Modeling Polypharmacy Side Effects with Graph Convolutional Network
Home Page: http://snap.stanford.edu/decagon
1. Dataset
The original dataset is a huge multimodal graph.
Node:
Each node either represents a drug(D) or a protein(P).
Edge with label:
Edges are undirected and labeled: $E={(\text{node1, label, node2})}$. There are three types of nodes:
- D-P link $(n_d, t, n_p)$: drug $d$ targets on protein $p$
- P-P link $(n_{p1}, b, n_{p2})$: protein $p_1$ and protein $p_2$ have physical binding
- D-D link $(n_{d1}, r_i, n_{d2})$: drug $d_1$ and drug $d_2$ can cause multipharmacy side effect $r_i$
This means all D-P / P-P links have the same label $t$ / $b$, but the label of a D-D link is chosen from ${r_i}_{i=1,…,N}$, where each $r_i$ represents a side effect. Note that between a pair of drugs there might be more than one links with different labels (a pair of drug might cause more than one side effects).

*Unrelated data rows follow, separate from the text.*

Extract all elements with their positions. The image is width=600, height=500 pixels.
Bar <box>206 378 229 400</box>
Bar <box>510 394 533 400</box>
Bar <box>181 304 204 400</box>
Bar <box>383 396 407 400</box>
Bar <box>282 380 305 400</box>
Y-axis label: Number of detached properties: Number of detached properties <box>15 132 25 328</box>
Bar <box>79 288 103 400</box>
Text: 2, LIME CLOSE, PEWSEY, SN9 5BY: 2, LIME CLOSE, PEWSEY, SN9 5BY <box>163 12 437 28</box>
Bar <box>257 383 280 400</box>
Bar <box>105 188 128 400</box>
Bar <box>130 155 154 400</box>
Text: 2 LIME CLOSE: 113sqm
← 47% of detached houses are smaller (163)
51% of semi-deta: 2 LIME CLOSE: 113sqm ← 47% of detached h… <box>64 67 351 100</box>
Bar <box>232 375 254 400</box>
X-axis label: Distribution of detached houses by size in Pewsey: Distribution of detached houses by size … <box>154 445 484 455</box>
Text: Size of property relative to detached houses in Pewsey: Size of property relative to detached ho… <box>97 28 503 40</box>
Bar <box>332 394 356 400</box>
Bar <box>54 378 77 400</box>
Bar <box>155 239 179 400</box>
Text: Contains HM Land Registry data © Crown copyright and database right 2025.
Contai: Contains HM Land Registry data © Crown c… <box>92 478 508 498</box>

Use $L$ represents all kinds of labels.
2. Method
Data Drive:
80% - training, 10% - validation, 10% - testing of drug-drug edges
GCN Encoder:
A network is designed to embed nodes. For node $n_i$, the input is its feature vector $\mathbf{x_i}$ and the output is a $d$-dimensional embeding vector $\mathbf{z_i}$.
Layer: There are $K$ layers in this embedding network, where $K$ is less than the maximum number of neighborhood order over the graph. Using $h_i^k$ to denote the hidden state of node $n_i$ in the $k^{th}$ layer. $\mathcal{N}_l^i$ denoting the set of neighbors of node $n_i$ under relation $l$. The input to the first layer are node feature vectors, $h_i^{(0)} = \mathbf{x}_i$. The output of the $K^{th}$ layer are the final embedding for each node, $\mathbf{z}_i = h_i^{K}$ Function for the $k^{th}$ layer :
\[h_i^{k+1} = \phi(\sum_r \sum_{j\in \mathcal{N}_r^i} c_r^{ij} \mathbf{W}_r^{(k)} \mathbf{h}_j^{(k)} + c_r^i \mathbf{h}_i^{(k)})\], where $\phi$ is an non-linear element-wise activation function (i.e., ReLU), and
\[c_r^{ij} = \cfrac{1}{\sqrt{|\mathcal{N}_r^i| |\mathcal{N}_r^j|}}\ ,\qquad \qquad c_r^i = \cfrac{1}{\sqrt{|\mathcal{N}_r^i|}}\]Tensor Factorization Decoder (DEDICOM):
The probability of the existence of the edge $(n_i, l, n_j)$ is computed by two functions in sequence, for any $l \in L$.
Tensor factorization:
\[g(n_i, l, n_j)=\begin {cases} \mathbf{z}_i^\top \mathbf{D}_l \mathbf{R} \mathbf{D}_l \mathbf{z}_j & z_i\ and\ z_j\ are\ drugs \\ \mathbf{z}_i^\top \mathbf{M}_l \mathbf{z}_j & otherwise \end {cases} \tag{2}\]Sigmoid function:
\[p_l^{ij} = p((n_i, l, n_j) \in \mathcal{R}) = \sigma(g(\mathbf{z}_i, l, \mathbf{z}_j)) \tag{3}\]where $\mathcal{R}$ is the set of D-D edges.
Loss Function:
The cross-entropy loss for a single edge $(n_i, l, n_j)$:
\[J_l(i,j) = −\log p_l^{ij} − \mathbb{E}_{n∼P_l(j)} \log(1−p_l^{in} )\tag{4}\]The final loss function is
\[J = \sum_{(n_i, l, n_j)\in \mathcal{R}} J_l(i, j) \tag{5}\]Optimization:
Parameters: $\mathbf{D}_l,\ \mathbf{R},\ \mathbf{M}_l,\ \mathbf{W}_l$
Optimizer: Adam(learning_rate=0.001, max_epoch=100, early_stopping=2)
Initialization: Xavier (Glorot and Bengio, 2010) accordingly normalize node feature vectors.
Dropout: regular dropout (Srivastava et al., 2014) to hidden layer units (Eq(1)).
Gradient Descent: mini-batching - sampling a fixed number of contributions to the loss function in Eq(5).